Not too long after this, the war ends. Only things get even worse for Ellis. The Dutch now think that she is the mole who sold them out, and they lock her away in a prison, alongside the Nazi women who are her real worst enemies. Meanwhile, Muntze, in his cell, is doing worse than ever too. The Nazi soldiers manage to convince the Dutch that even though the war is over, they have the right to exercise judgement and punishment on their own man. The Dutch agree and so Muntze is given the punishment that the Germans had planned for him.

Ellis, meanwhile, is rescued by a man who is the resistance organization with her, and now she starts looking for the person who was the real spy, herself. There are at least two more twists here, in the final portion of the movie, with Ellis first being convinced that the spy is someone and then realizing that she was wrong and finding out who the real villain is. It’s all pretty great. The movie is long, but each portion is scary and hunting in its own way.
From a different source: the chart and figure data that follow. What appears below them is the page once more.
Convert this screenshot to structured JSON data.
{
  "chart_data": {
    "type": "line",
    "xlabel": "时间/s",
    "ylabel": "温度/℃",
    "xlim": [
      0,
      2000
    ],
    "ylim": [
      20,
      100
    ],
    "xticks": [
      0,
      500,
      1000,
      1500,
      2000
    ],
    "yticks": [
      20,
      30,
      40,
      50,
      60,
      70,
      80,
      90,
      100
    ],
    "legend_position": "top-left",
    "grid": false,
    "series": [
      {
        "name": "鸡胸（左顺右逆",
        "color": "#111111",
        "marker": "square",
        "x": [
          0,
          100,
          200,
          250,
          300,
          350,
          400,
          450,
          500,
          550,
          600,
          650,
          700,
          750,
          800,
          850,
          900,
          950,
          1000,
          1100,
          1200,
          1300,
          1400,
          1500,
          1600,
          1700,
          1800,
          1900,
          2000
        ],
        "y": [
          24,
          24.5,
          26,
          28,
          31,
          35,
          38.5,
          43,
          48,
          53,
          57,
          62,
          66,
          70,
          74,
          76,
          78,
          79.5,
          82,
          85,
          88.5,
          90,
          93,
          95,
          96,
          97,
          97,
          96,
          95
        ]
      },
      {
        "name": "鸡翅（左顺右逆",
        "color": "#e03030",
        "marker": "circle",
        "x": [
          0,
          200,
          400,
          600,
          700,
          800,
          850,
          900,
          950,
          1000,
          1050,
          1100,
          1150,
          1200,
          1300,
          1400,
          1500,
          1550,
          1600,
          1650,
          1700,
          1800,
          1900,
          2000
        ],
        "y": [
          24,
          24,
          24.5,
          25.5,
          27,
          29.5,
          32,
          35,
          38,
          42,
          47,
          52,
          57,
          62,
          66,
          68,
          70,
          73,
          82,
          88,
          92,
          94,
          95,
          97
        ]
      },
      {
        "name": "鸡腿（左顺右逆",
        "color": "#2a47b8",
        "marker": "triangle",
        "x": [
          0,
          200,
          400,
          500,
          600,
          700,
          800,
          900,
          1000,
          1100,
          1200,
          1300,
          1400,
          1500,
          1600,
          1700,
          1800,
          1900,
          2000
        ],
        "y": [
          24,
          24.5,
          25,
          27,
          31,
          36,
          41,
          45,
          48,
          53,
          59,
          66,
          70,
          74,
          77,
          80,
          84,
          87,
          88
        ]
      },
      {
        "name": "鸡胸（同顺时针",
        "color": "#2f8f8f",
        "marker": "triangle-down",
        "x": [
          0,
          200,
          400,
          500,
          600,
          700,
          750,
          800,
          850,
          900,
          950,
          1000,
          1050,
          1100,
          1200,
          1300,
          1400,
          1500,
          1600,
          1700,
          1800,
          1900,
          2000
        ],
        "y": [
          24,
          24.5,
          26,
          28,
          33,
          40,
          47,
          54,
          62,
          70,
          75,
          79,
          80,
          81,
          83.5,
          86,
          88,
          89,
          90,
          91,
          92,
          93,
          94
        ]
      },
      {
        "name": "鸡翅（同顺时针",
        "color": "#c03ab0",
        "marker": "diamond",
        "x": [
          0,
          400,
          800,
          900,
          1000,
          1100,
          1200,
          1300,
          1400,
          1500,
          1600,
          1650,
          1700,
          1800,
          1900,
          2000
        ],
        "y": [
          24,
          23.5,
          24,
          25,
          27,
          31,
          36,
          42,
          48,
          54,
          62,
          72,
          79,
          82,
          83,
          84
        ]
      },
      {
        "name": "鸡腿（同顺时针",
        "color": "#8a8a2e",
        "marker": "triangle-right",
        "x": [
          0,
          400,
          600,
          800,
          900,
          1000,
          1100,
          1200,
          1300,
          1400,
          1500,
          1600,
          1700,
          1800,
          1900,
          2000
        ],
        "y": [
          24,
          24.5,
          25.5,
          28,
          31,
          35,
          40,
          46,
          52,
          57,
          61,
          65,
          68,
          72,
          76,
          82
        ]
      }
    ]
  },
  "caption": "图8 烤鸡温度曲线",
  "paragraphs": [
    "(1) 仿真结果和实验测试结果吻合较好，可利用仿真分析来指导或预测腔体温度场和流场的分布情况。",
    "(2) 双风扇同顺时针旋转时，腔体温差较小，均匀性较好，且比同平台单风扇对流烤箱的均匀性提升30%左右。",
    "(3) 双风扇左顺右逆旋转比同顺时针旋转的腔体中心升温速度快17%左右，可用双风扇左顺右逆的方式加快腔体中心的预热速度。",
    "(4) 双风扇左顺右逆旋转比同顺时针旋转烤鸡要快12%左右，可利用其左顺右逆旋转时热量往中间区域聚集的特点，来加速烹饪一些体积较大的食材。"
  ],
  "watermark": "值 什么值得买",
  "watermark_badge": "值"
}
Ellis has a number of situations where one might expect things to suddenly get better for her, (like when the Germans lose the war,) and instead, it only gets worse.


Black Book is an excellent film. It is haunting and epic-feeling in all the right ways. This movie really captures the senseless murder that the Nazis did to people and how those who survived it managed to remain alive. For Ellis, our protagonist, we watch her go through all different stages of the war. We see her staying with a family, then spying on the Nazis and working for the resistance, and finally, locked away as a prisoner of the people she was on the same side as. It’s pretty emotional. On top of that, the movie also serves as a mystery with the questions of who the spies were that fed the German their information, always looming over our heads. The movie might be kind of long, but you don’t feel it when watching. This is a pretty powerful film.